Et ce n'est pas rien. L'entreprise est extrêmement bien implantée chez nous, en particulier sur le site de production de Puurs, en Flandre, qui emploie le plus de travailleurs du groupe sur notre territoire. En tout, 5 000 travailleurs ont le logo de l'entreprise sur leur fiche de paie à la fin du mois. Pour An Van Gerven, le défi n'est pas des moindres. Alors que le groupe a pris la place de numéro 1 mondial dans le secteur pharma grâce à son partenariat avec la firme allemande BionNTech pour le développement de son vaccin contre le Covid-19, la question du maintien de la croissance est sur la table. Comment faire "mieux", alors que des milliards de doses ont été achetées par la planète entière ?
"En permettant aux patients d'accéder à nos innovations", rétorque-t-elle. En faciliter l'accès donc, selon elle, alors que le groupe aurait actuellement un portefeuille de dix-neuf nouvelles molécules pour différents traitements ou vaccins. Prometteur donc ? "On veut accélérer et faciliter le dialogue avec les différentes autorités", affirme en tout cas An Van Gerven, que ce soit l'Agence européenne du médicament (EMA), la Food and Drug Administration (FDA) ou les autorités publiques belges. "Mais ma priorité, c'est aussi de retrouver la connexion avec les collègues, alors que le Covid, le télétravail, ça a mis de la distance", tient-elle à préciser.
Soutien à la R&D en Belgique, la question qui fâche ?
La volonté du gouvernement fédéral de serrer la vis sur les aides à la Recherche et au Développement (R&D) ne fait pas peur à An Van Gerven. "Nous avons un dialogue constructif et Alexander De Croo a encore rappelé récemment l'importance du secteur pharma pour la Belgique. L'écosystème est précieux. Le secteur est sur le radar du gouvernement. Nous n'avons pas de pétrole, de gaz ; notre richesse, c'est l'intellect, en Belgique. Mais cela passe par la R&D ainsi que l'éducation", avance-t-elle.

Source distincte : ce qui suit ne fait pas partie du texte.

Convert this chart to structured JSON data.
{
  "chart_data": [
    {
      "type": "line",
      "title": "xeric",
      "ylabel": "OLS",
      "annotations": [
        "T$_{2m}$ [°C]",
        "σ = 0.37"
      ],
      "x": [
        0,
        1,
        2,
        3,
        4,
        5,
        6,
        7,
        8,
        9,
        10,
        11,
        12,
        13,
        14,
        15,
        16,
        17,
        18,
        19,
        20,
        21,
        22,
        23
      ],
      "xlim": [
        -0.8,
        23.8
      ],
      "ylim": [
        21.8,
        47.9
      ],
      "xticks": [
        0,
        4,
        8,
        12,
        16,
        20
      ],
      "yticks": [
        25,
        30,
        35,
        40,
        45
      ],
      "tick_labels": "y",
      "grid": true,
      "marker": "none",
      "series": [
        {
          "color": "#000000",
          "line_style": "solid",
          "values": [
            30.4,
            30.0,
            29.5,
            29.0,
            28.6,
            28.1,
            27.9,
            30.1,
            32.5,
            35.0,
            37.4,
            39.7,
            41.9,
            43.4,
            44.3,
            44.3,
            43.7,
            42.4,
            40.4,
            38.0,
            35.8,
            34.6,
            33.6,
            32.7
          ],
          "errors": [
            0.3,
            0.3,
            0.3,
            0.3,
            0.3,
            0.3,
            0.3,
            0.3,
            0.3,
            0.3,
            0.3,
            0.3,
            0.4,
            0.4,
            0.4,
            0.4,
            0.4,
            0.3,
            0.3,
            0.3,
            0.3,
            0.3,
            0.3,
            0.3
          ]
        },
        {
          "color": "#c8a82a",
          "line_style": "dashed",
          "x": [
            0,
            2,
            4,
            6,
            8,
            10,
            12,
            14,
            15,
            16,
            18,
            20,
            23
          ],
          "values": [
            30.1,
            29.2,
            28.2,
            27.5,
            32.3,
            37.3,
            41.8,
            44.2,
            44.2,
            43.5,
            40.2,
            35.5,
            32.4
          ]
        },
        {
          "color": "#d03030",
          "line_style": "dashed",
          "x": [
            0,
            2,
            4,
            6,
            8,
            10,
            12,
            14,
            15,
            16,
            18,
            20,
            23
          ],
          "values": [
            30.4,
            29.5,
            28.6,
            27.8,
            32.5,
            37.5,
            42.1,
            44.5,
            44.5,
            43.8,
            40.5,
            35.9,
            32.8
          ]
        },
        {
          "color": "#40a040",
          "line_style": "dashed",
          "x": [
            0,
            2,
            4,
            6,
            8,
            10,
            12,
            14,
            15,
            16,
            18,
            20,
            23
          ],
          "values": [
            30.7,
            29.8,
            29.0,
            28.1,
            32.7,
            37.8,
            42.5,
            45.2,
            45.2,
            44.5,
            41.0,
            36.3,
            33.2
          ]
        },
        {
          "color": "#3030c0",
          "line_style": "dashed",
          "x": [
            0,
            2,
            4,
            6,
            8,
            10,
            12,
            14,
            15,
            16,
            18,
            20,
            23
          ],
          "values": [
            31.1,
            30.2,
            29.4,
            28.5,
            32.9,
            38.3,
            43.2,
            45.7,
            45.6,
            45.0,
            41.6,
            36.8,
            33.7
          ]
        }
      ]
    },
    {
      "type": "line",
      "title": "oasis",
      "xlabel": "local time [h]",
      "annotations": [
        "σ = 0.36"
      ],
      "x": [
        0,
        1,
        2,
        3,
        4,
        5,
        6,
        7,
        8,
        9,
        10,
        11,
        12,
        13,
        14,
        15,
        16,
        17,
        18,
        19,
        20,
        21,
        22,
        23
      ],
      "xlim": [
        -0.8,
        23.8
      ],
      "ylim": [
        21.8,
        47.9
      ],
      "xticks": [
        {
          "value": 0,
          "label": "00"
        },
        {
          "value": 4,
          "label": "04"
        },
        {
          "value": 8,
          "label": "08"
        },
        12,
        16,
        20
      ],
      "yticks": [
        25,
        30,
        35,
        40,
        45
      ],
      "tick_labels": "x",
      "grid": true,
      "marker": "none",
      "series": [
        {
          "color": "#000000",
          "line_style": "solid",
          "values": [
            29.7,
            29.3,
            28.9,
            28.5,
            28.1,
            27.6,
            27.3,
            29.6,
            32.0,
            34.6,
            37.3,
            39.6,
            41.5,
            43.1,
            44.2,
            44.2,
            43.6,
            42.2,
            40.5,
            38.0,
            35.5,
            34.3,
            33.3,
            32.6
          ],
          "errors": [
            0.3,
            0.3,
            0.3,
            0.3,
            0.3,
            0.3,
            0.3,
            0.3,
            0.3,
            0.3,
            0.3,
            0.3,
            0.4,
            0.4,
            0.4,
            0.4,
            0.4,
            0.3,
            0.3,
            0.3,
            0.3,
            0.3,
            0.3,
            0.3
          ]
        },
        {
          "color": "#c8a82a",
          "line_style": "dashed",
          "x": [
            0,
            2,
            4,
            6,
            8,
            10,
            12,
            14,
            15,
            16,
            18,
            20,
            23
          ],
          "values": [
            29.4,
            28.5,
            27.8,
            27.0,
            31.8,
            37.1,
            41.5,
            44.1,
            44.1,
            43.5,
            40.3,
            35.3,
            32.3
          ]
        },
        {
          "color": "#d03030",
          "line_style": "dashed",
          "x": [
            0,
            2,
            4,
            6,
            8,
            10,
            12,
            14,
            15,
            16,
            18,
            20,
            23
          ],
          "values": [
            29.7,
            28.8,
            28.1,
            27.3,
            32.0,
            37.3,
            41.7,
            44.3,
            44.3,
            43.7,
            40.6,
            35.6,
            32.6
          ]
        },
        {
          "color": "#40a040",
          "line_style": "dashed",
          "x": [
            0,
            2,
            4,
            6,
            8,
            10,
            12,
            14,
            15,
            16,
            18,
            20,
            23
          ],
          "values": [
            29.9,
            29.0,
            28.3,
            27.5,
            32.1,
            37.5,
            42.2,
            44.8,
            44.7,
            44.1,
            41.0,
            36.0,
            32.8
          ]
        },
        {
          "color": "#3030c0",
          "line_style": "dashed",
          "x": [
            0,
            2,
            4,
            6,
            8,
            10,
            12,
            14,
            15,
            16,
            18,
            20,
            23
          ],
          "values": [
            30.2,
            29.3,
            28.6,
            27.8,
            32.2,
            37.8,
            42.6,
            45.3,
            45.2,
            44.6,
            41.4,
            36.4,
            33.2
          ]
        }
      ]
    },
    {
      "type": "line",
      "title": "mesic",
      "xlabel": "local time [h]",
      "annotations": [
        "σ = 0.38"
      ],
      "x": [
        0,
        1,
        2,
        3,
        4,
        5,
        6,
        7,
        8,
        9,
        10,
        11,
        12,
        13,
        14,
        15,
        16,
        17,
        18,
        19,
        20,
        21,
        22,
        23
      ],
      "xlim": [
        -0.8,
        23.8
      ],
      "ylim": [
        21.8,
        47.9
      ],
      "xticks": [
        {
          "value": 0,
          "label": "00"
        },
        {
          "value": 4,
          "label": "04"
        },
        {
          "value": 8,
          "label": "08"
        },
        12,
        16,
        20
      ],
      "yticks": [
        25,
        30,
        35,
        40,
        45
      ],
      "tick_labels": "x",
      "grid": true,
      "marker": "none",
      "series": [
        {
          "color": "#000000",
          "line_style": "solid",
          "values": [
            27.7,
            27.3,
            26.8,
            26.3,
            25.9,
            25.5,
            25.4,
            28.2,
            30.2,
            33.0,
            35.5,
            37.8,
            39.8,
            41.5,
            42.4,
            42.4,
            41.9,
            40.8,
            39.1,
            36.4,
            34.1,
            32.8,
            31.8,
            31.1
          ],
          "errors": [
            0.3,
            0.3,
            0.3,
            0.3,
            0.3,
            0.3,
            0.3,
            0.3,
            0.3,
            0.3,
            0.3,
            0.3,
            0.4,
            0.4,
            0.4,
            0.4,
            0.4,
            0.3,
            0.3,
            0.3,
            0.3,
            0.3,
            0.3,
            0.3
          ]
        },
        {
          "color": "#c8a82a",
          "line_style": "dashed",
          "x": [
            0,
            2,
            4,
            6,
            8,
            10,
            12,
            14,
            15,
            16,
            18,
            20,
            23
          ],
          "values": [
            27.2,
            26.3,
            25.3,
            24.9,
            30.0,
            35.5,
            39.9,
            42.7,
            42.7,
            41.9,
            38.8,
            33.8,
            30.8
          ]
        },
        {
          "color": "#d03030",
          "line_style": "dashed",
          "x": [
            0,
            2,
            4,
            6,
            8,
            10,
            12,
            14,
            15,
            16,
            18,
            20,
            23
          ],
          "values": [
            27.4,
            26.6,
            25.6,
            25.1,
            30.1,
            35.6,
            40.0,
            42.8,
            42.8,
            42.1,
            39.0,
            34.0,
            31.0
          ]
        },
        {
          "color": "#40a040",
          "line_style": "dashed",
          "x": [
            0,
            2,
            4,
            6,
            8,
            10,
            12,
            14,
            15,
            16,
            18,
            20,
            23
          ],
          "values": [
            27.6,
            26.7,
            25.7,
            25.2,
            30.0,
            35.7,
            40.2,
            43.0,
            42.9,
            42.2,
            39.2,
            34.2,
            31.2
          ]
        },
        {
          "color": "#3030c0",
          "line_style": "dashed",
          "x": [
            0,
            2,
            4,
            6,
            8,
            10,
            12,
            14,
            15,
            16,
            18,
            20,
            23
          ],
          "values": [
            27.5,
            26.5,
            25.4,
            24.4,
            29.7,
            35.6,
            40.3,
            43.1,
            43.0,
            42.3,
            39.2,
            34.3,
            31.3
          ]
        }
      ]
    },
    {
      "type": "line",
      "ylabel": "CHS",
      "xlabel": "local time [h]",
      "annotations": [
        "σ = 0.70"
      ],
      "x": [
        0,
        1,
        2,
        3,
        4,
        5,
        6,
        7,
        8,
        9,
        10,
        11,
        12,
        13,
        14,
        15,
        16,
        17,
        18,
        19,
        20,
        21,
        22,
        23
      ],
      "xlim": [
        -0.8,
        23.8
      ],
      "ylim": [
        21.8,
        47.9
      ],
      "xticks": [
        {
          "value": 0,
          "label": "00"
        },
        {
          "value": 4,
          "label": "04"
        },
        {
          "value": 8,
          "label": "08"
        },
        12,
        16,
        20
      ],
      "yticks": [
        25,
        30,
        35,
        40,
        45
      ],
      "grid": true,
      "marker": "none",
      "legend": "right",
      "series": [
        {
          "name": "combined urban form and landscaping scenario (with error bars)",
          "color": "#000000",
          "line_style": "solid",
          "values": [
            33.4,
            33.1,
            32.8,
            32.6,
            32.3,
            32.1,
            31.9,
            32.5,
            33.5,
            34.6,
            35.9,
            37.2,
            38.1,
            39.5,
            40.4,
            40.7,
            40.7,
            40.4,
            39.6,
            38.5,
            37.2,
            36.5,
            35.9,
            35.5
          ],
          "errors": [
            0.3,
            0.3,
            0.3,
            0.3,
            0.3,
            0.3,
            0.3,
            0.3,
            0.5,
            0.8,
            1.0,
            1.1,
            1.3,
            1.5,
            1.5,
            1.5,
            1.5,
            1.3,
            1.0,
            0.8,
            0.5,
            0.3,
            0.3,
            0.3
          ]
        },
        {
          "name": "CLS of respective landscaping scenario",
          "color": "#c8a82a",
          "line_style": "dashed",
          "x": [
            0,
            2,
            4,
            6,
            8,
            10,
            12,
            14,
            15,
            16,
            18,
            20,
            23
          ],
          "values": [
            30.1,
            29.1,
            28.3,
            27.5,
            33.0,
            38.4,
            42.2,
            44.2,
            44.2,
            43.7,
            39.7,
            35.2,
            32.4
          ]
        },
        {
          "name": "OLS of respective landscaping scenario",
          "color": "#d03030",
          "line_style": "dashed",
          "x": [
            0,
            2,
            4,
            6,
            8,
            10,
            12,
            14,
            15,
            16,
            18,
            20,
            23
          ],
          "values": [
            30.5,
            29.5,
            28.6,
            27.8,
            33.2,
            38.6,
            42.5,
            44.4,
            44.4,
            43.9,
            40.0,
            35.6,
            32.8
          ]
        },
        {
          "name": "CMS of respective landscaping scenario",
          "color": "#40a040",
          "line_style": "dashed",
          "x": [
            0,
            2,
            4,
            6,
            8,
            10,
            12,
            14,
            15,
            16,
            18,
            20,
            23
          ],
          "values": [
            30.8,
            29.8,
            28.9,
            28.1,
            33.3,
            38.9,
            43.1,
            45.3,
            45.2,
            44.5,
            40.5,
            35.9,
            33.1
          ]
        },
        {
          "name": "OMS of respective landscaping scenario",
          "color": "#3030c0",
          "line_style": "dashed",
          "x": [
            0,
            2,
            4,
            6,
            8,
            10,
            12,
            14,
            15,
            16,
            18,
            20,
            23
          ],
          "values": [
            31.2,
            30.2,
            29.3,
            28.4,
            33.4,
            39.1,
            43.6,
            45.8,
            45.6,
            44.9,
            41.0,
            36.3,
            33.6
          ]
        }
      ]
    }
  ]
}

Enfin, pour la compétitivité du pays, même si elle constate que la France essaie de se positionner sur ce secteur, elle reste confiante. "Nous venons d'annoncer 1,2 milliard d'euros d'investissements pour ces prochaines années à Puurs. C'est une preuve que ça fonctionne et que c'est apprécié par la direction générale de Pfizer", explique-t-elle. "Le centre de distribution de Zaventem voit passer les deux tiers de tous les médicaments et vaccins du monde de Pfizer, hors États-Unis. L'entreprise s'est installée en Belgique il y a 70 ans pour des raisons géographiques mais, désormais, il y en a d'autres qui justifient le maintien de sa présence ici", lance-t-elle, précisant que d'autres groupes (GSK, UCB, Janssen…) ont fait un choix similaire, ce qui n'est pas anodin.
Les "antivax" et "le ras-le-bol de la paralysie sociétale"
Difficile de ne pas aborder la question des "antivax" lorsqu'on a une dirigeante de groupe pharma comme Pfizer en face de soi. Comment a-t-elle géré les discours anti-vaccin en pleine pandémie de Covid-19 ? Et comment l'a-t-elle vécu ? En particulier en France, où elle travaillait au plus fort de la crise et où les débats étaient parfois virulents.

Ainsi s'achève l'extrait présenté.